Ever seen reknown used to mean renowned? I have.
But, sigh, yes, we do have copy editors. Civilians don't always understand that those copy editors are working like Lucy and Ethel at the candy factory, not spending a leisurely hour with each article.
It seems that in the professional world, a comma or period outside of quotation marks is often given a grammar "pass," particularly if the quoted phrase or title is short. My understanding is that, in the U.S., periods and commas go inside the quotes, no matter how short the quoted phrase/title (as long as the punctuation is not part of the phrase or title being quoted). Any insight on why this practice seems to be fairly common? Thanks.
Some think the British practice is gaining traction over here, but even the British aren't all that consistent about following what you might call "logical" punctuation -- and as you get to quotes within quotes and the like, it's not always clear what would even be "logical."
There's also technical writing, where including something non-germane within the quote marks would break things.
Do you generally allow "access" as a verb? Some people consider it jargon best left to computing contexts, but it's become very common.
I don't think it retains much of the taint it once had.
What's your feeling about using "mic" for microphone? Strikes me as clumsy...after all, we don't ride a bic, we ride a bike. Seems awkard to me. How does the Post address this?
Indeed. And my fridge is not a frig.
Also, if a mike is a mic, how would you describe somebody wearing a mike? Is that person miced? Micced? Mic'd? Mic-d? (AP uses mic but miked, which is kind of ridiculous. This is one reason I'm glad we don't use AP style.)
Why do news outlets routinely capitalize "the" in "The Associated Press" but not in other company names, such as "The Cheesecake Factory" or "The Sharper Image"? If "the" is correctly capitalized with "Associated Press," what's the rationale involved?
Some outlets go with the logo or preference of the entity they're referring to. The Post uses "The Post" in a bit of vanity but lowercases the others to keep things simple. We say Associated Press in credit lines and "the Associated Press" in text. I'd get distracted pretty quickly if an article referred to the Beatles and the Stones as The Beatles and The Stones.

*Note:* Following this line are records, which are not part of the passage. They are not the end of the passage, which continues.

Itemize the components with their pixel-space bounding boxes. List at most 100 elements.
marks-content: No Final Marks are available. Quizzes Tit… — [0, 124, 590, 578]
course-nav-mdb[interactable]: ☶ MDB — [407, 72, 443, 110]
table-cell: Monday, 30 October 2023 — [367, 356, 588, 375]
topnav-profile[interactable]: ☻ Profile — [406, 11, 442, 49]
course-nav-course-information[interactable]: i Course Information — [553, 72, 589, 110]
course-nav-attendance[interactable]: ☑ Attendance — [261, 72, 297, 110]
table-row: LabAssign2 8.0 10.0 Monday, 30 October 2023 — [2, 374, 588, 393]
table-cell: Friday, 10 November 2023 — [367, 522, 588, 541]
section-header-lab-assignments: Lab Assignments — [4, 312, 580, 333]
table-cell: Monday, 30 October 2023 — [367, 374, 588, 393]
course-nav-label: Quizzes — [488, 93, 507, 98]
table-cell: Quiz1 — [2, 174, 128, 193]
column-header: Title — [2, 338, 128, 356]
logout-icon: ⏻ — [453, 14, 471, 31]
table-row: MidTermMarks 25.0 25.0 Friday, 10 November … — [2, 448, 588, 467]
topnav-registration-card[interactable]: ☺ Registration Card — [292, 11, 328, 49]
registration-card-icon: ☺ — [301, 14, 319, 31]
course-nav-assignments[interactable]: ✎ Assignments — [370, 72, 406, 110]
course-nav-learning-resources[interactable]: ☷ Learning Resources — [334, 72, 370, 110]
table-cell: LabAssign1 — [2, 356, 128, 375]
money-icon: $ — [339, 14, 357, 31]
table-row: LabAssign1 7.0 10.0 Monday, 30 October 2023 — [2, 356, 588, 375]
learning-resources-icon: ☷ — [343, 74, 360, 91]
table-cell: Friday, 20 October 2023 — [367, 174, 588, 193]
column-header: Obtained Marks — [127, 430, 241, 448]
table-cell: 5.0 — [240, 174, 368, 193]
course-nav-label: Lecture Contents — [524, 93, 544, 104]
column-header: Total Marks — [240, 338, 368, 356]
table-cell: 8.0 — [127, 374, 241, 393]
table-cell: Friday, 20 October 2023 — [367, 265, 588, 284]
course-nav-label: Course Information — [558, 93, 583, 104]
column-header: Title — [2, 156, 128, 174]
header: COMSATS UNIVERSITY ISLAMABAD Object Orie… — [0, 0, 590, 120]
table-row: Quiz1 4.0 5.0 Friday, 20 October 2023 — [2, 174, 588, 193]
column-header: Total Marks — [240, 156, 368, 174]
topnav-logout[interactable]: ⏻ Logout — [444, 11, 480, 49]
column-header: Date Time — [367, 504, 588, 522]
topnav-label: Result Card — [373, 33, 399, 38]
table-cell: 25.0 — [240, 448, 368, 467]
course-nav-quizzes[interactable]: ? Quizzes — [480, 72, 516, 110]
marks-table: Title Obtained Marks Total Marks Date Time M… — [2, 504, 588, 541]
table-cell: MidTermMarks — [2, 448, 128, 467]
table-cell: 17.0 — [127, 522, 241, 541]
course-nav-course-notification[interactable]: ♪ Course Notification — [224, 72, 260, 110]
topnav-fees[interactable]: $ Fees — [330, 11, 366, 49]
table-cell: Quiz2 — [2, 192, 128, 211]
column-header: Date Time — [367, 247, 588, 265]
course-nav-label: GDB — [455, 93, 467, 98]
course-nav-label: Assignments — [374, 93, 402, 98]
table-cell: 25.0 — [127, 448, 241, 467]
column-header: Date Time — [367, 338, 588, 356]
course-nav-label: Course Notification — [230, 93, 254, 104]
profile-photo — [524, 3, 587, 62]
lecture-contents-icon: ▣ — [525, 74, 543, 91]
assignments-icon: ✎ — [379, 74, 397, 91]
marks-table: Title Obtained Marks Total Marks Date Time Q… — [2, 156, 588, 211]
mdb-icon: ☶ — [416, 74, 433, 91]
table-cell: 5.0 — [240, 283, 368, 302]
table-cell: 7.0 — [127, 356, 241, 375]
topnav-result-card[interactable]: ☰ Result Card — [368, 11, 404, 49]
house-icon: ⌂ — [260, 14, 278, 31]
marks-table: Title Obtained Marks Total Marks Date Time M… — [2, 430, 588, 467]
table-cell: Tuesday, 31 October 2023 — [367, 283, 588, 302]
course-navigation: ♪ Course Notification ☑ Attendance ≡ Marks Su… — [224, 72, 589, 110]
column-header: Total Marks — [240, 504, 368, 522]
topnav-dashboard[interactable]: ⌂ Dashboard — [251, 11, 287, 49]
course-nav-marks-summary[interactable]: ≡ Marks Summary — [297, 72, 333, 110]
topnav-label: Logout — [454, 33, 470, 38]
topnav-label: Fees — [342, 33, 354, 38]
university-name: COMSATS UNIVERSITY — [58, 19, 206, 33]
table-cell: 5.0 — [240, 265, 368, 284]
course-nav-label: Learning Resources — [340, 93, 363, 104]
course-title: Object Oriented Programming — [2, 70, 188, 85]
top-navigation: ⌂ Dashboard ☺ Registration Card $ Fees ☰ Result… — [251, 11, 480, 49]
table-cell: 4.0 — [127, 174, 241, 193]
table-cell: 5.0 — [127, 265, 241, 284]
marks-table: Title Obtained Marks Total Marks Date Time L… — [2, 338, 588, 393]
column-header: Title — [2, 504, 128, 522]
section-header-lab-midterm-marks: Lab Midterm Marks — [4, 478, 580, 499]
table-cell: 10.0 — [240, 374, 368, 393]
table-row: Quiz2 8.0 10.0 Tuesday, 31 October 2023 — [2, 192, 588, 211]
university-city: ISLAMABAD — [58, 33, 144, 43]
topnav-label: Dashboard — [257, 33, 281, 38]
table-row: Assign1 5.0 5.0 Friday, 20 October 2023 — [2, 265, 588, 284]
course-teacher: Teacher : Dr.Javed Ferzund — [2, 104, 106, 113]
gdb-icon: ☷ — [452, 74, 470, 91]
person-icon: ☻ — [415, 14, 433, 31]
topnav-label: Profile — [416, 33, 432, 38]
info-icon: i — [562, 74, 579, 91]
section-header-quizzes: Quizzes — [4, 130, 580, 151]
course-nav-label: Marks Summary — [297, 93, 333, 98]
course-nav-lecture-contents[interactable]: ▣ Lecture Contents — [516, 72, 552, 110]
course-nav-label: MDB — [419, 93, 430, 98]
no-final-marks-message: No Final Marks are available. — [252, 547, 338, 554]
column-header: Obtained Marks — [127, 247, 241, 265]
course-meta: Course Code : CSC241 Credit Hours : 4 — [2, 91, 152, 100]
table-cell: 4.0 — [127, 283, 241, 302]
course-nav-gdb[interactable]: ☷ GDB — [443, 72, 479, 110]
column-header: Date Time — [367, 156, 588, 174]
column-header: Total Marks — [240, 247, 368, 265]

I'm getting tired of the use of "had the opportunity" as a wordy alternative to "did." For example, "I had the opportunity to speak with the Pope" rather than "I spoke with the Pope." Rarely does the former describe anything different from the latter. In fact, it's probably more accurately used when the opportunity was not taken, as "I had the opportunity to speak with the Pope but my alarm did not go off so I missed meeting him."
Yeah. Sometimes we get wordy because we like to hear ourselves talk, but also there's a question of tone. The shortest way of saying something can sound abrupt.
I noticed in your answers you sometimes put the punctuation outside the quotation marks: "people"? and sometimes inside: "media." I've always preached inside unless the word is treated as a word.
"People" was being treated as a word, wasn't it?
Does a British stylebook exist? Do they have a Bryan Garner equivalent?
H.W. Fowler, though that's on the old side. The Times and the Economist and the Guardian all have thorough modern stylebooks.
Amen and amen. Your examples come directly from bosses who are not hands-on workers and fill the void with stuff they learn at conferences: "Attending #ipact2014! All about passion and curiosity!" (Talk about throwing up in your mouth a little...)
How do you manage with going out in public? Are there paparazzi that you know on a first name basis, and have you ever been in a fist fight with one? Who are you wearing?
I was recognized out of context on the street once. That was odd. And by a kid of maybe 19, not my usual graying-librarian demographic!